Ein vorgezogenes Kissinger-Sommer-Konzert nach ganz und gar unsommerlicher Anfahrt: An einem stürmischen Winterabend gastierten die Bamberger Symphoniker und Hélène Grimaud im gut besuchten Max-Littmann-Saal des Regentenbaus in Bad Kissingen. Auf dem Programm: Maurice Ravels turbulentes, glitzerndes, überschäumendes, wildes Klavierkonzert in G-Dur und die Teile eins bis vier aus Bedrich Smetanas hochemotionalem Nationalzyklus "Mein Vaterland" ("Má Vlast").
Wer es also im Sturm an umgestürzten Bauzäunen und abgerissenen Ästen vorbei trockenen Fußes und unverletzt in diesen Konzertsaal geschafft hatte, der zu den schönsten der Welt gehört, der oder die bekam sinfonisch volles Programm. Wobei der Abend mehrere Stars hatte – drei, um genau zu sein: Die französische Pianistin Hélène Grimaud, Jahrgang 1969, die seit bald 30 Jahren in der allerersten Liga ihrer Zunft spielt, der tschechische Dirigent Jakub Hruša, Jahrgang 1981, den die Bamberger Symphoniker 2016 genau zum richtigen Zeitpunkt, nämlich am Beginn seiner Weltkarriere, als Chef verpflichteten.
Und schließlich das Orchester selbst, das den dunklen "böhmischen Klang" zwar längst nicht mehr als Alleinstellungsmerkmal mit sich führt, das aber bei Smetana, dem tschechischen Patrioten schlechthin, durchaus besondere Kompetenz für sich reklamieren kann. Wenn dann eben noch ein quasi gebürtiger Kenner dieser zutiefst von Heimatliebe und Heimatkunde durchtränkten Musik am Pult steht, kann nichts schiefgehen. Schließlich ist "Mein Vaterland" auch das erste Werk, das Hruša und die Bamberger gemeinsam eingespielt haben.
Helle, direkte, manchmal fast grelle Klänge
Und wieder wählten der Dirigent und sein Orchester – im Gegensatz zur CD – die hellen, direkten, manchmal fast grellen Klänge. Als gelte es, die Dunkelheit dieser Spätwinternacht förmlich zu zerreißen. Was gelang. So viel Licht, so viel Energie, so viel Wucht und dennoch so viel Wärme. Das Publikum konnte nicht anders und applaudierte nach nahezu jedem Satz.

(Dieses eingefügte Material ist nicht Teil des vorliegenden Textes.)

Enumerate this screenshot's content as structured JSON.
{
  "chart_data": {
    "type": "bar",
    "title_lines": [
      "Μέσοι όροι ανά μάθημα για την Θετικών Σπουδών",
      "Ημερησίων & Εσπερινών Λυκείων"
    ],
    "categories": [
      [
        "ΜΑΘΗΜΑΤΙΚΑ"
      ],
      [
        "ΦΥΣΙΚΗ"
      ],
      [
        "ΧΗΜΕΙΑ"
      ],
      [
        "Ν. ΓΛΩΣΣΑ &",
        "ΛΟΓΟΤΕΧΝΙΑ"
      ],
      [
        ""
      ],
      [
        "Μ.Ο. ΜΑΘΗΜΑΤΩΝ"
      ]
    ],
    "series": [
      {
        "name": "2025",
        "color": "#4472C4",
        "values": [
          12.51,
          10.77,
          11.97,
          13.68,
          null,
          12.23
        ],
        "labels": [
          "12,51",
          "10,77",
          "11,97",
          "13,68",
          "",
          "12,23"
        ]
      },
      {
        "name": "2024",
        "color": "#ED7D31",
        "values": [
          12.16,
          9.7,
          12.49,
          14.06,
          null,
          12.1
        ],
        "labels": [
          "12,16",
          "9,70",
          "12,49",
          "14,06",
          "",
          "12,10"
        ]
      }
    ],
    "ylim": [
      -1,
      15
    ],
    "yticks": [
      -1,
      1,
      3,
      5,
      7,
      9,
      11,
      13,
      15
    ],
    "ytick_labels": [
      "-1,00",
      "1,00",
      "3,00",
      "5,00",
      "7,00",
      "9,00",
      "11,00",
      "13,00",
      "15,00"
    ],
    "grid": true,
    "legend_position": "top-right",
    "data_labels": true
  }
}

Hélène Grimaud, die intellektuelle Analytikerin, Romanautorin und Wolfsschützerin, deren Zugriff auf Beethoven oder die Romantiker mitunter etwas kühl wirken kann, hatte zuvor gezeigt, dass sie es nicht nur mühelos mit Ravels aberwitzigen Schwierigkeiten aufnehmen kann, sondern auch mit jedem beliebigen Orkantief, heiße es nun "Zeynep" oder sonstwie. Grimaud fegte den Sturm buchstäblich weg mit einer perfekt balancierten Kombination aus Geistesgegenwart, Kontrolle und Draufgängertum.
Kissinger Sommer vor dem Kissinger Sommer funktioniert also bei jedem Wetter. Wenn die Akteure auf der Bühne in der Lage sind, ihre eigenen Stürme vom Zaun zu brechen. So wie in diesem Fall.